Current graduate students cannot conceive of the world before the human genome was available for their daily practical tasks. In Africa, the shortage of resources (in terms of scientists, equipment, and operating funds) for data acquisition has made the publicly available data particularly valuable. However, in a sense, the sheer volume of accessible data is a drawback. We have been made acutely aware of our need for computational tools and expertise, exacerbated by the brain drain through emigration of those who acquire these scarce skills.
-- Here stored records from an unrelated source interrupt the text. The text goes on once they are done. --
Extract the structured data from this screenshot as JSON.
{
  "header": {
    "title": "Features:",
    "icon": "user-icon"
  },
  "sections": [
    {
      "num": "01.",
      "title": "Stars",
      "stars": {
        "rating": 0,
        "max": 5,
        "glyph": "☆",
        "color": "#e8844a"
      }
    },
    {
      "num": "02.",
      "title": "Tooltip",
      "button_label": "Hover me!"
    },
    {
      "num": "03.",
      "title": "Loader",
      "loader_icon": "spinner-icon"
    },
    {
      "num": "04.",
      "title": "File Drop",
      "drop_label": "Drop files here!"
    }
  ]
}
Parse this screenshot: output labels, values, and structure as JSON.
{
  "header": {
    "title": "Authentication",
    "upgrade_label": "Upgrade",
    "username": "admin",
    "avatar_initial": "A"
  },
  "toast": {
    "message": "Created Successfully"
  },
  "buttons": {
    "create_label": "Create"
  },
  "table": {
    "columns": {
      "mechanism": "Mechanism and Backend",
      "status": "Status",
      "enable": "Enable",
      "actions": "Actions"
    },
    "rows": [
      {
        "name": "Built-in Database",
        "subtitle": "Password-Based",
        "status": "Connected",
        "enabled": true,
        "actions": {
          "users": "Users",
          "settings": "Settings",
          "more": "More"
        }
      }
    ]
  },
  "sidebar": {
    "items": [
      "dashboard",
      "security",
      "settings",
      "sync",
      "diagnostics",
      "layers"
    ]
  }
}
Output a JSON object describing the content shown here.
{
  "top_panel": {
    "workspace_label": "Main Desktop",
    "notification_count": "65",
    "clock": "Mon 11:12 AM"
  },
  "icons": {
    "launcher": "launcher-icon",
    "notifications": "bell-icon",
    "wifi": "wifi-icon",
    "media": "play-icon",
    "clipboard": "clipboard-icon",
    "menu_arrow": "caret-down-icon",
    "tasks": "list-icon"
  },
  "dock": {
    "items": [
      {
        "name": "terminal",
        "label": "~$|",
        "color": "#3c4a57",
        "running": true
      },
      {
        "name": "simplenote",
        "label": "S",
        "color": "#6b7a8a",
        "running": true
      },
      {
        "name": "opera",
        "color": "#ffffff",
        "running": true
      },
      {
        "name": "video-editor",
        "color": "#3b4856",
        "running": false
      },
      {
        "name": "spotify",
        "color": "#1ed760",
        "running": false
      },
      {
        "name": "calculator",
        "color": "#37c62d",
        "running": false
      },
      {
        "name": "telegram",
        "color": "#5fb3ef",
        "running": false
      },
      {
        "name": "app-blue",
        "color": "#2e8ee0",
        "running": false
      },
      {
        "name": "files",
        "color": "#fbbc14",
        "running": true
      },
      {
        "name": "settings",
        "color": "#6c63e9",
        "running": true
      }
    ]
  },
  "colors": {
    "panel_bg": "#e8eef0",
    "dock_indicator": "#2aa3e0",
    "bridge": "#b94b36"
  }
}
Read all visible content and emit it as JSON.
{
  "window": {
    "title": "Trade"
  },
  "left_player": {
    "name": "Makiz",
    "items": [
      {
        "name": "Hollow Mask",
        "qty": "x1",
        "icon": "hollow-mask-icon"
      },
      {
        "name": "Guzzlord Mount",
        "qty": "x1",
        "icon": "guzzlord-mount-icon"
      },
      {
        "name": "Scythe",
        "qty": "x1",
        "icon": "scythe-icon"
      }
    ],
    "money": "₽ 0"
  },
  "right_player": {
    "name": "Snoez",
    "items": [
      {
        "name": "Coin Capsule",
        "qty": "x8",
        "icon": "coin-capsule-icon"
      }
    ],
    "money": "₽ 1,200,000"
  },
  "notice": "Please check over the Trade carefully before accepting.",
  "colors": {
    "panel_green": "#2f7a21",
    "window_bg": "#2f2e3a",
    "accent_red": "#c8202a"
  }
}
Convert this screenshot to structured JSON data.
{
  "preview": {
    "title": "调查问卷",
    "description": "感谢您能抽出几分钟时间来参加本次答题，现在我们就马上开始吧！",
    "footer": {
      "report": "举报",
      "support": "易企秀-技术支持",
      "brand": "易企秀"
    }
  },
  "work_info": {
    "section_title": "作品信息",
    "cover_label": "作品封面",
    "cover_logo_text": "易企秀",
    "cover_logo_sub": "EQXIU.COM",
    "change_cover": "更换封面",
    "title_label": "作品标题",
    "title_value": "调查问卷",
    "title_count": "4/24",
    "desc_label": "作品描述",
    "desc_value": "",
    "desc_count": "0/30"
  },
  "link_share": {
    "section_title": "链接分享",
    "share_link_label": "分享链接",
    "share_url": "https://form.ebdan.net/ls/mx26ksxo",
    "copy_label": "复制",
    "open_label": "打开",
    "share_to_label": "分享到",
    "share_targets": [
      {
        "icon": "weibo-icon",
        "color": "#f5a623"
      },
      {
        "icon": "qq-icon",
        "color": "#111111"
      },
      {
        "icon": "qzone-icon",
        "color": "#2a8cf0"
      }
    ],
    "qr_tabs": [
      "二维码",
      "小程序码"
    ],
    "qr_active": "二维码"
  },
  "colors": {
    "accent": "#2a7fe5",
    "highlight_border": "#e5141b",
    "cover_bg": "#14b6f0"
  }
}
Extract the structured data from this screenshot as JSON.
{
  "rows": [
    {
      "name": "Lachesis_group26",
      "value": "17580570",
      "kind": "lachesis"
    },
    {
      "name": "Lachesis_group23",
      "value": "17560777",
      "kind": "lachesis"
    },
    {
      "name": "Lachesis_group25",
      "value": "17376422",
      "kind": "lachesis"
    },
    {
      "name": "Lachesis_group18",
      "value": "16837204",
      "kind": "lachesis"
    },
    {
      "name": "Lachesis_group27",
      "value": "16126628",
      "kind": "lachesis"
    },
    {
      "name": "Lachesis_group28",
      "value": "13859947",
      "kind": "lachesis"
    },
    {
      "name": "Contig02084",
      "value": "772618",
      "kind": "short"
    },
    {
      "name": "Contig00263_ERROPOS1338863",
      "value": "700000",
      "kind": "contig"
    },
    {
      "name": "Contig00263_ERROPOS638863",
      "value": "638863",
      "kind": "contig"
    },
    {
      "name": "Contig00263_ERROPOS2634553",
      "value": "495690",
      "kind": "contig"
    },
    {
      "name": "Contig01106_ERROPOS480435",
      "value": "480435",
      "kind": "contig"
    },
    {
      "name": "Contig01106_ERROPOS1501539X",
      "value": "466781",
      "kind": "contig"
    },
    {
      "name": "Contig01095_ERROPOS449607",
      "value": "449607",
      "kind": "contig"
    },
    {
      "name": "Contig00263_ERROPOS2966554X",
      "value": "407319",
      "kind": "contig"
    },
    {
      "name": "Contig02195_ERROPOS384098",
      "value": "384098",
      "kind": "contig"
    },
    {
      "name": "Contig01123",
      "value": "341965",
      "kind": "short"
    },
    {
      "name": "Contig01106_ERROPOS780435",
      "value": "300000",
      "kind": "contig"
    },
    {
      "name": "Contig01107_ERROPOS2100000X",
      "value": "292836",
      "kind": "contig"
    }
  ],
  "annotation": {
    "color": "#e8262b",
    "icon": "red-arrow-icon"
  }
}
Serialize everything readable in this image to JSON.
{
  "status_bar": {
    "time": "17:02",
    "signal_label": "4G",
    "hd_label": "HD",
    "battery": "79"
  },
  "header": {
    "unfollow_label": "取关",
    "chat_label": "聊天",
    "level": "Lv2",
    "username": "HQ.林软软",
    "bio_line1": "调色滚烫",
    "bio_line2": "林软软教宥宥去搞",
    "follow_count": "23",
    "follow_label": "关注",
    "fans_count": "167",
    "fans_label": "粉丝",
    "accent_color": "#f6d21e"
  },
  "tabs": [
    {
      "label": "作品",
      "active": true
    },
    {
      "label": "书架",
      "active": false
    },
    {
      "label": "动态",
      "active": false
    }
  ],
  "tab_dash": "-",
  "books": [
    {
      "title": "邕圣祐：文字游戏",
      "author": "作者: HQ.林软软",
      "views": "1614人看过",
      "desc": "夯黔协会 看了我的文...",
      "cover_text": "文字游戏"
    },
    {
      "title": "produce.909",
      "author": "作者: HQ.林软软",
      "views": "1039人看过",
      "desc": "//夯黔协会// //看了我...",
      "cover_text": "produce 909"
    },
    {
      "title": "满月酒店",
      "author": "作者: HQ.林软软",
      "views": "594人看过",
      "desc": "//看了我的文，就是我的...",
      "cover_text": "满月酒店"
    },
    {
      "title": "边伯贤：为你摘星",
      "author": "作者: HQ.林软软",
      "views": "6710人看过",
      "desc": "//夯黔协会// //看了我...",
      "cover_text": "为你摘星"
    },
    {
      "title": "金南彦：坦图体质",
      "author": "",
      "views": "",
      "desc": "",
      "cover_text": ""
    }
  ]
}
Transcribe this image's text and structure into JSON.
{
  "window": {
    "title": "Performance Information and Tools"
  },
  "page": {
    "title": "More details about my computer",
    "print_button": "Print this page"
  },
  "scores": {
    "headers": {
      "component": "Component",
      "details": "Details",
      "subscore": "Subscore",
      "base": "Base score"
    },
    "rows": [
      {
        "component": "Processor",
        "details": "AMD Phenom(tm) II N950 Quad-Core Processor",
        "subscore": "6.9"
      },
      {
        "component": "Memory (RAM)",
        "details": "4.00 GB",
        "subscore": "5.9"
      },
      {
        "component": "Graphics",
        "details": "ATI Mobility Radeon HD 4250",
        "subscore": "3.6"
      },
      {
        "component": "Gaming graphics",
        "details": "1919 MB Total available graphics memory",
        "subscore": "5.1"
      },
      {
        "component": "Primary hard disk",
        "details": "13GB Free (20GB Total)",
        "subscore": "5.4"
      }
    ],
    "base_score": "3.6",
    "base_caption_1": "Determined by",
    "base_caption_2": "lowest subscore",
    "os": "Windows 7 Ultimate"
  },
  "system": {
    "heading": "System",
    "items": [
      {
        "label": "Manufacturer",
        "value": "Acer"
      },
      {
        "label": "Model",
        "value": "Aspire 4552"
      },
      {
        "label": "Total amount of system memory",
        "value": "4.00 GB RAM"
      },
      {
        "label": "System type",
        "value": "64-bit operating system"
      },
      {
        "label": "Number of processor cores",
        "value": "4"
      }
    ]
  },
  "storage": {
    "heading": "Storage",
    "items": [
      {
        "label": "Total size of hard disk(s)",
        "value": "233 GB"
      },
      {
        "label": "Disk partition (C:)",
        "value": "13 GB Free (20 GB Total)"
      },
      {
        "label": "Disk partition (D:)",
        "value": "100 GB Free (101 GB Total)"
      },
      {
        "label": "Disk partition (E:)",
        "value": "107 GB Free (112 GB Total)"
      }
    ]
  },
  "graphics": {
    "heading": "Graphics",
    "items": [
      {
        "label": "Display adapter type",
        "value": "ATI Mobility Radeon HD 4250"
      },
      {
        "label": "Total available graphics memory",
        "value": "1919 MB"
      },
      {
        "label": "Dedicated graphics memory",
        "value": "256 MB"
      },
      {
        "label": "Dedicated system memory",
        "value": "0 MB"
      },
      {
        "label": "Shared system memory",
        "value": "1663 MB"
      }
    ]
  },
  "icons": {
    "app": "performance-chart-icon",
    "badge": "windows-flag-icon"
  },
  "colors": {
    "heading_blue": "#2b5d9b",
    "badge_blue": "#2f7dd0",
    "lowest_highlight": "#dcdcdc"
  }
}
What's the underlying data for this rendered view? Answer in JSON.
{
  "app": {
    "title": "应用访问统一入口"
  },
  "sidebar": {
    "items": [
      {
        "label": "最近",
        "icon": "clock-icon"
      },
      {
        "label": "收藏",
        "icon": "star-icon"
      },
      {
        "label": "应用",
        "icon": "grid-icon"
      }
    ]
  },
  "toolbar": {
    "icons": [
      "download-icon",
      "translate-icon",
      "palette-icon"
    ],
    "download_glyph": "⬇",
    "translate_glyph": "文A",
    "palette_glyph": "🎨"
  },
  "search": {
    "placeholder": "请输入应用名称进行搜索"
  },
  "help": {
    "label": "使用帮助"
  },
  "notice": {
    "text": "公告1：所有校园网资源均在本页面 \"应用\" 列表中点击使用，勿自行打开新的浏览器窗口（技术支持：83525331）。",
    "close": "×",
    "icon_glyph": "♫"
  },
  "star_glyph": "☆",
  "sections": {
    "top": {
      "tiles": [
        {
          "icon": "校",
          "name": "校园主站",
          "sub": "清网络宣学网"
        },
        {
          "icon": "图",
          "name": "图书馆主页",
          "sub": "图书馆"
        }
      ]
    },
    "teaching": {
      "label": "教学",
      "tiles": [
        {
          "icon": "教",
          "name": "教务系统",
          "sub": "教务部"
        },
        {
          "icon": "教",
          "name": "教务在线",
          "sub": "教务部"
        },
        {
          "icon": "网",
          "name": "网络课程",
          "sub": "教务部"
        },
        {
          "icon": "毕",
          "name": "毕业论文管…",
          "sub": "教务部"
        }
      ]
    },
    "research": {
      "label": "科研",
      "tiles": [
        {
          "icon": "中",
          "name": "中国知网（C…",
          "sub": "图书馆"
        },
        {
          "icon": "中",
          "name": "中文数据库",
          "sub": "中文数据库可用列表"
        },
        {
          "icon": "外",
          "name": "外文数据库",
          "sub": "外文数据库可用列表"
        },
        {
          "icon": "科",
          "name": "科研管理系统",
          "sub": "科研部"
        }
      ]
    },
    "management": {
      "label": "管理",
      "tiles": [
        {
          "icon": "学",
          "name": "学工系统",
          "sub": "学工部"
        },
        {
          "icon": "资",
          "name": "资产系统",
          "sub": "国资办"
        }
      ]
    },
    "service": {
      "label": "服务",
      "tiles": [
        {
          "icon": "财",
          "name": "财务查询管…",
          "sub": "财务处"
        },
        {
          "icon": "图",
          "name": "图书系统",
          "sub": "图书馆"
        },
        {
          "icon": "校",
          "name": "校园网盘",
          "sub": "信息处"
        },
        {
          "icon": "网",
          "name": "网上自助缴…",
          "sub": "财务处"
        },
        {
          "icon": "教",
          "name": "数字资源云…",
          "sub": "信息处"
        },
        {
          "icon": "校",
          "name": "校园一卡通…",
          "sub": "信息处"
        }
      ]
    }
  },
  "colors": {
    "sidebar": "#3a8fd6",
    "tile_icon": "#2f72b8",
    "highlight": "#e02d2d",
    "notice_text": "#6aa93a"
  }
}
For complex analyses such as admixture mapping or copy-number variation, we often now have the data spread out in a tantalizing buffet, but are left feeling as though we are looking into the dining room window, our noses are pressed to the glass. The solution, to avoid simply exporting data or samples, is North-South collaboration and the formation of consortia to maximize the promise of the information still locked in the rich variety of African genomes. In a wholly South African effort, publicly available data allowed us to dissect the structure of a uniquely African population. Further application of this knowledge required us to foster collaborations with more experienced laboratories and researchers, which are already showing results.

Human genome analysis has the potential to act as an accelerating enabler, helping us to understand how an individual's genome may affect susceptibility to infectious diseases such as tuberculosis. Approaches such as genome-wide association studies have been disappointing in this disease, and a search for rare variants—or simply understanding variation in the older, more diverse African populations—may hold some answers. Ultimately, local initiatives need to grow local expertise and to retain the necessary talent.